The interaction of God and the problem of evil confirms His lack of sufficient moral responsiveness, our form of moral responsiveness, His lack of ‘humanity’. In essence, the problem of evil contains some evaluative claims - e.g. that unconscionable evil exists - and the inconsistency between these claims and the existence of God shows that God disagrees with these evaluative claims (just as theists and theodicists are forced implicitly to disagree with those claims). These evaluative claims are, as I have argued earlier, a product of an appropriate moral responsiveness within the form of moral understanding that I have labelled (along with Raimond Gaita) ‘A Common Humanity’. To disagree with these ‘irreducible moral realities’ is to occupy a different form of moral understanding (an option that is ruled out by premise 2), or else display a lack of moral responsiveness.
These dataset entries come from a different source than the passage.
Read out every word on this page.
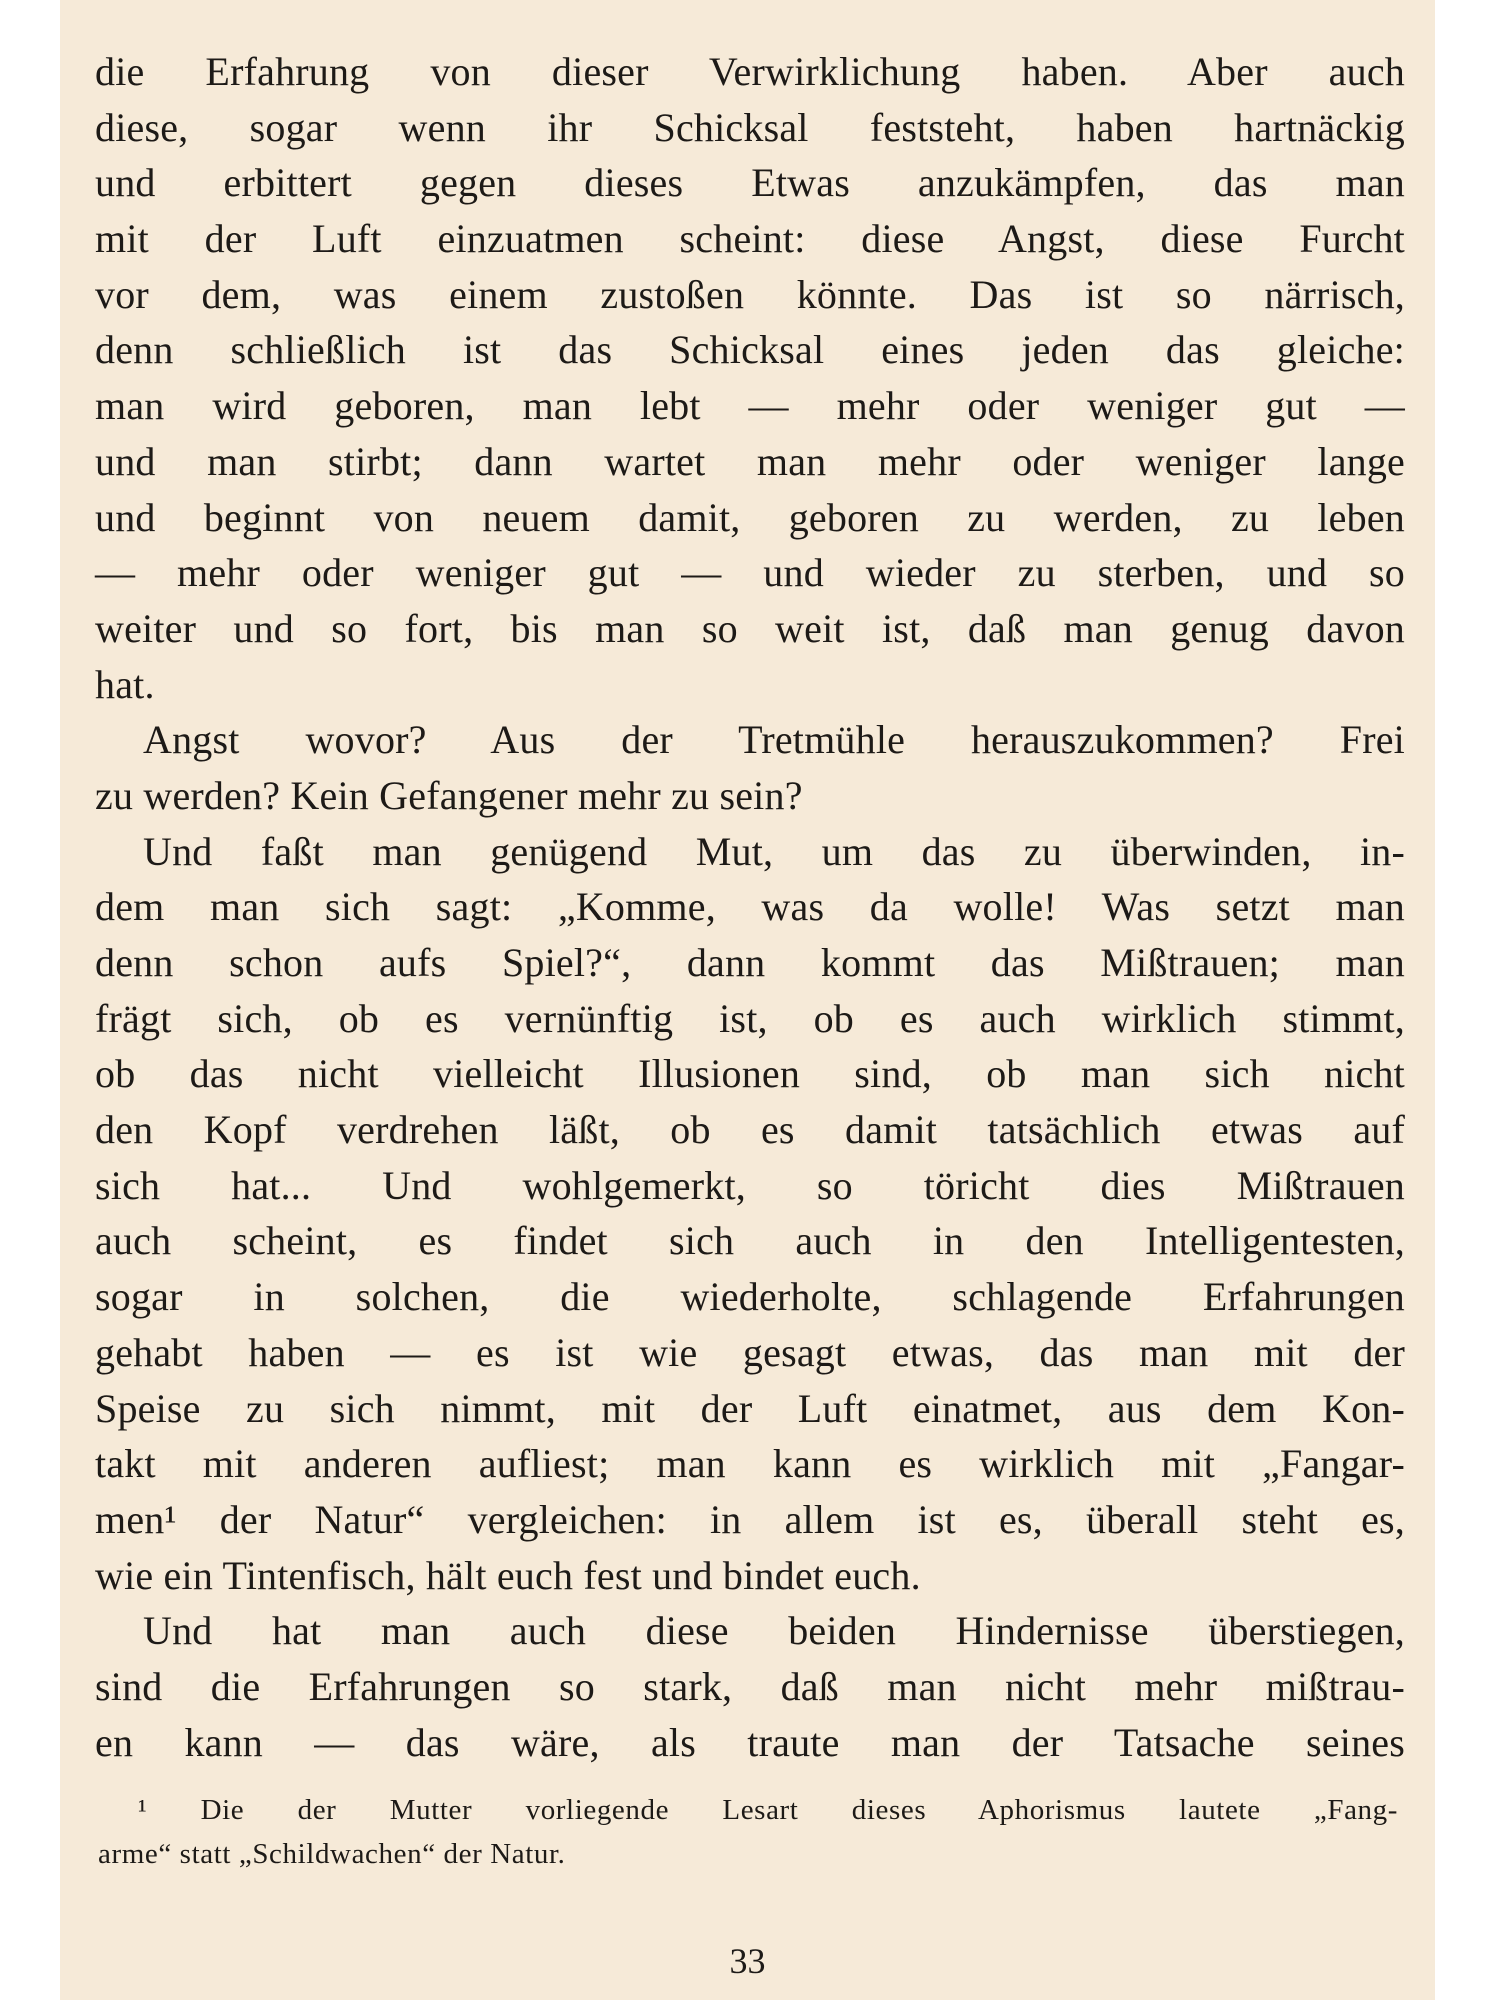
die Erfahrung von dieser Verwirklichung haben. Aber auch
diese, sogar wenn ihr Schicksal feststeht, haben hartnäckig
und erbittert gegen dieses Etwas anzukämpfen, das man
mit der Luft einzuatmen scheint: diese Angst, diese Furcht
vor dem, was einem zustoßen könnte. Das ist so närrisch,
denn schließlich ist das Schicksal eines jeden das gleiche:
man wird geboren, man lebt — mehr oder weniger gut —
und man stirbt; dann wartet man mehr oder weniger lange
und beginnt von neuem damit, geboren zu werden, zu leben
— mehr oder weniger gut — und wieder zu sterben, und so
weiter und so fort, bis man so weit ist, daß man genug davon
hat.
Angst wovor? Aus der Tretmühle herauszukommen? Frei
zu werden? Kein Gefangener mehr zu sein?
Und faßt man genügend Mut, um das zu überwinden, in-
dem man sich sagt: „Komme, was da wolle! Was setzt man
denn schon aufs Spiel?“, dann kommt das Mißtrauen; man
frägt sich, ob es vernünftig ist, ob es auch wirklich stimmt,
ob das nicht vielleicht Illusionen sind, ob man sich nicht
den Kopf verdrehen läßt, ob es damit tatsächlich etwas auf
sich hat... Und wohlgemerkt, so töricht dies Mißtrauen
auch scheint, es findet sich auch in den Intelligentesten,
sogar in solchen, die wiederholte, schlagende Erfahrungen
gehabt haben — es ist wie gesagt etwas, das man mit der
Speise zu sich nimmt, mit der Luft einatmet, aus dem Kon-
takt mit anderen aufliest; man kann es wirklich mit „Fangar-
men¹ der Natur“ vergleichen: in allem ist es, überall steht es,
wie ein Tintenfisch, hält euch fest und bindet euch.
Und hat man auch diese beiden Hindernisse überstiegen,
sind die Erfahrungen so stark, daß man nicht mehr mißtrau-
en kann — das wäre, als traute man der Tatsache seines
¹ Die der Mutter vorliegende Lesart dieses Aphorismus lautete „Fang-
arme“ statt „Schildwachen“ der Natur.
33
Premise 2 must operate with the latter of those options, and therefore if God’s ways are our ways, then He lacks appropriate moral responsiveness, He lacks ‘humanity’.
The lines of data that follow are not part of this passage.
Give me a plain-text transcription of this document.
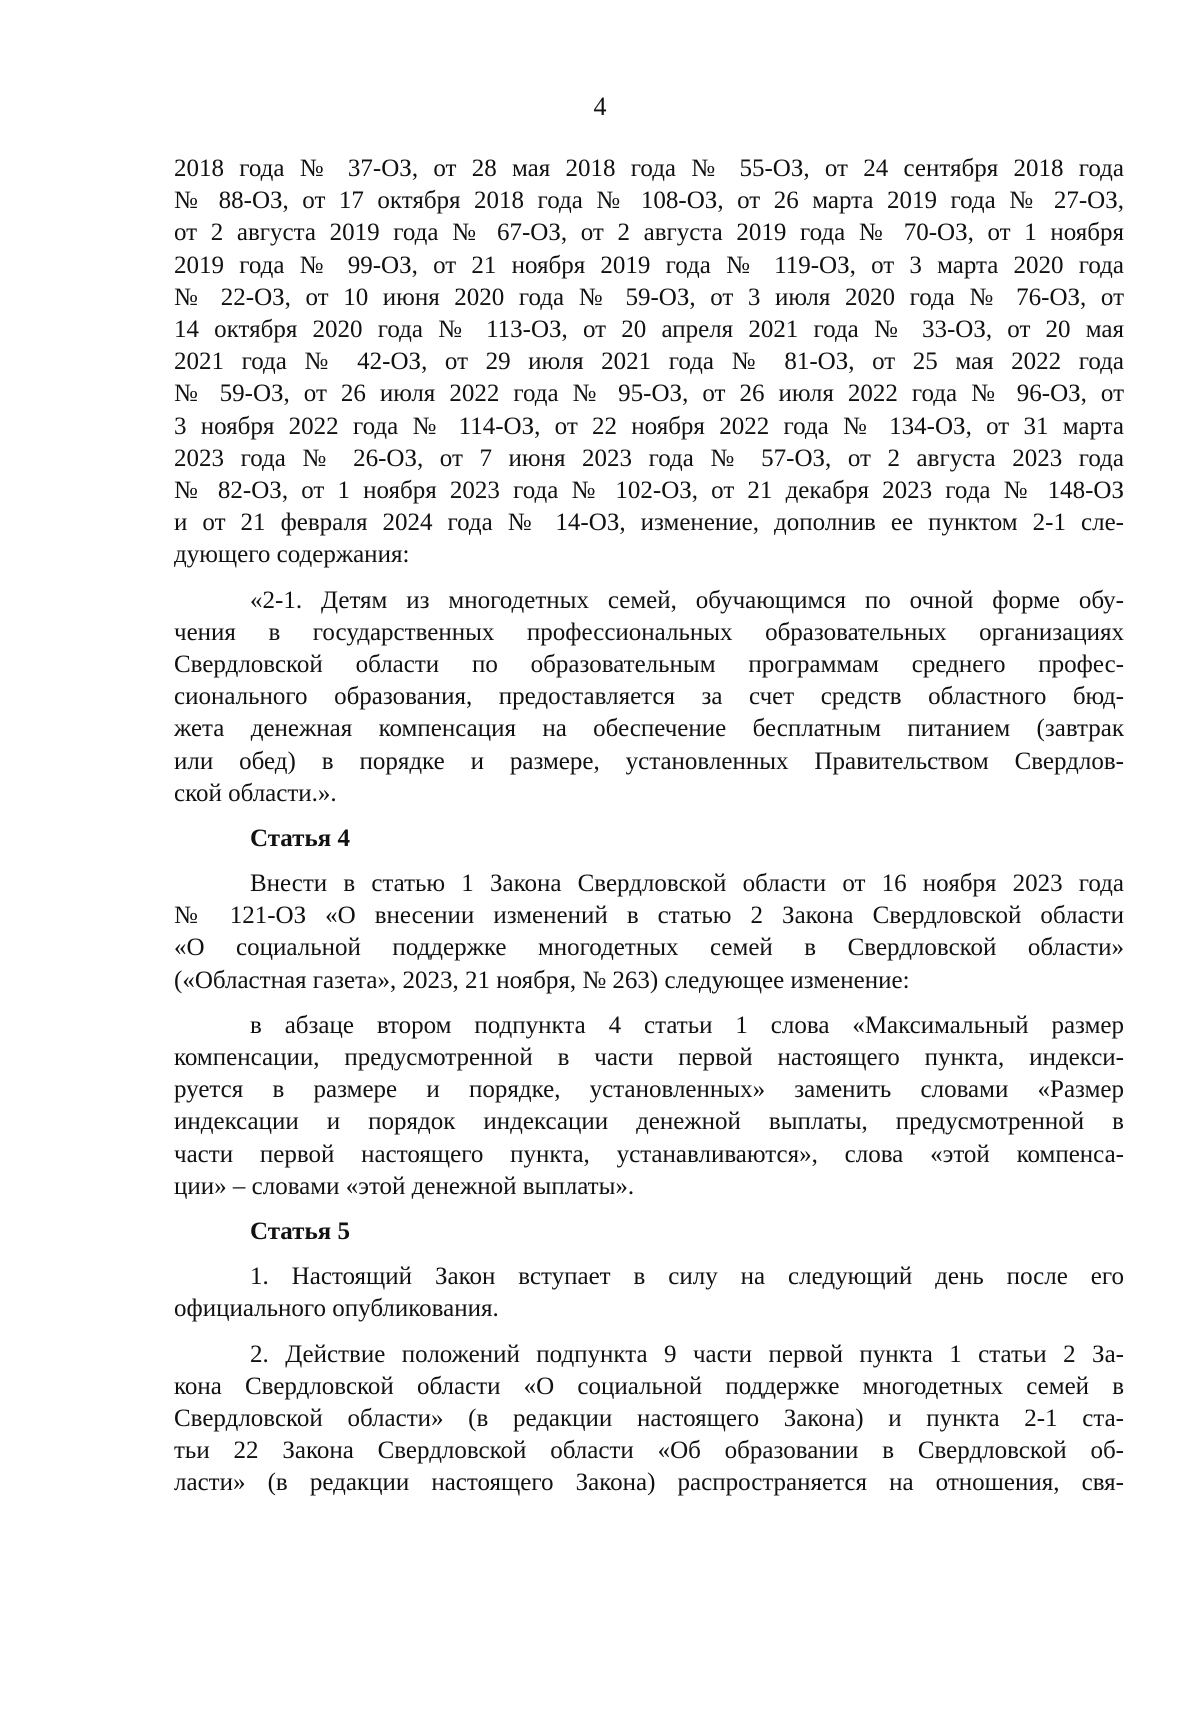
4
2018 года № 37-ОЗ, от 28 мая 2018 года № 55-ОЗ, от 24 сентября 2018 года
№ 88-ОЗ, от 17 октября 2018 года № 108-ОЗ, от 26 марта 2019 года № 27-ОЗ,
от 2 августа 2019 года № 67-ОЗ, от 2 августа 2019 года № 70-ОЗ, от 1 ноября
2019 года № 99-ОЗ, от 21 ноября 2019 года № 119-ОЗ, от 3 марта 2020 года
№ 22-ОЗ, от 10 июня 2020 года № 59-ОЗ, от 3 июля 2020 года № 76-ОЗ, от
14 октября 2020 года № 113-ОЗ, от 20 апреля 2021 года № 33-ОЗ, от 20 мая
2021 года № 42-ОЗ, от 29 июля 2021 года № 81-ОЗ, от 25 мая 2022 года
№ 59-ОЗ, от 26 июля 2022 года № 95-ОЗ, от 26 июля 2022 года № 96-ОЗ, от
3 ноября 2022 года № 114-ОЗ, от 22 ноября 2022 года № 134-ОЗ, от 31 марта
2023 года № 26-ОЗ, от 7 июня 2023 года № 57-ОЗ, от 2 августа 2023 года
№ 82-ОЗ, от 1 ноября 2023 года № 102-ОЗ, от 21 декабря 2023 года № 148-ОЗ
и от 21 февраля 2024 года № 14-ОЗ, изменение, дополнив ее пунктом 2-1 сле-
дующего содержания:
«2-1. Детям из многодетных семей, обучающимся по очной форме обу-
чения в государственных профессиональных образовательных организациях
Свердловской области по образовательным программам среднего профес-
сионального образования, предоставляется за счет средств областного бюд-
жета денежная компенсация на обеспечение бесплатным питанием (завтрак
или обед) в порядке и размере, установленных Правительством Свердлов-
ской области.».
Статья 4
Внести в статью 1 Закона Свердловской области от 16 ноября 2023 года
№ 121-ОЗ «О внесении изменений в статью 2 Закона Свердловской области
«О социальной поддержке многодетных семей в Свердловской области»
(«Областная газета», 2023, 21 ноября, № 263) следующее изменение:
в абзаце втором подпункта 4 статьи 1 слова «Максимальный размер
компенсации, предусмотренной в части первой настоящего пункта, индекси-
руется в размере и порядке, установленных» заменить словами «Размер
индексации и порядок индексации денежной выплаты, предусмотренной в
части первой настоящего пункта, устанавливаются», слова «этой компенса-
ции» – словами «этой денежной выплаты».
Статья 5
1. Настоящий Закон вступает в силу на следующий день после его
официального опубликования.
2. Действие положений подпункта 9 части первой пункта 1 статьи 2 За-
кона Свердловской области «О социальной поддержке многодетных семей в
Свердловской области» (в редакции настоящего Закона) и пункта 2-1 ста-
тьи 22 Закона Свердловской области «Об образовании в Свердловской об-
ласти» (в редакции настоящего Закона) распространяется на отношения, свя-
Clearly, this conclusion - ‘God lacks moral responsiveness’ - has an air of a contradiction about it when we consider that God is maximally-good. And the same would apply to the alternative - ‘God lacks moral understanding’ - were that alternative not caveated with ‘God lacks our form of moral understanding’. We can learn from that lesson in this case also, and caveat ‘God lacks moral responsiveness’ - which is the meaning of this sense of

‘God lacks humanity’ - with ‘God lacks our form of moral responsiveness’. This now sheds the air of contradiction, yet preserves the underlying point.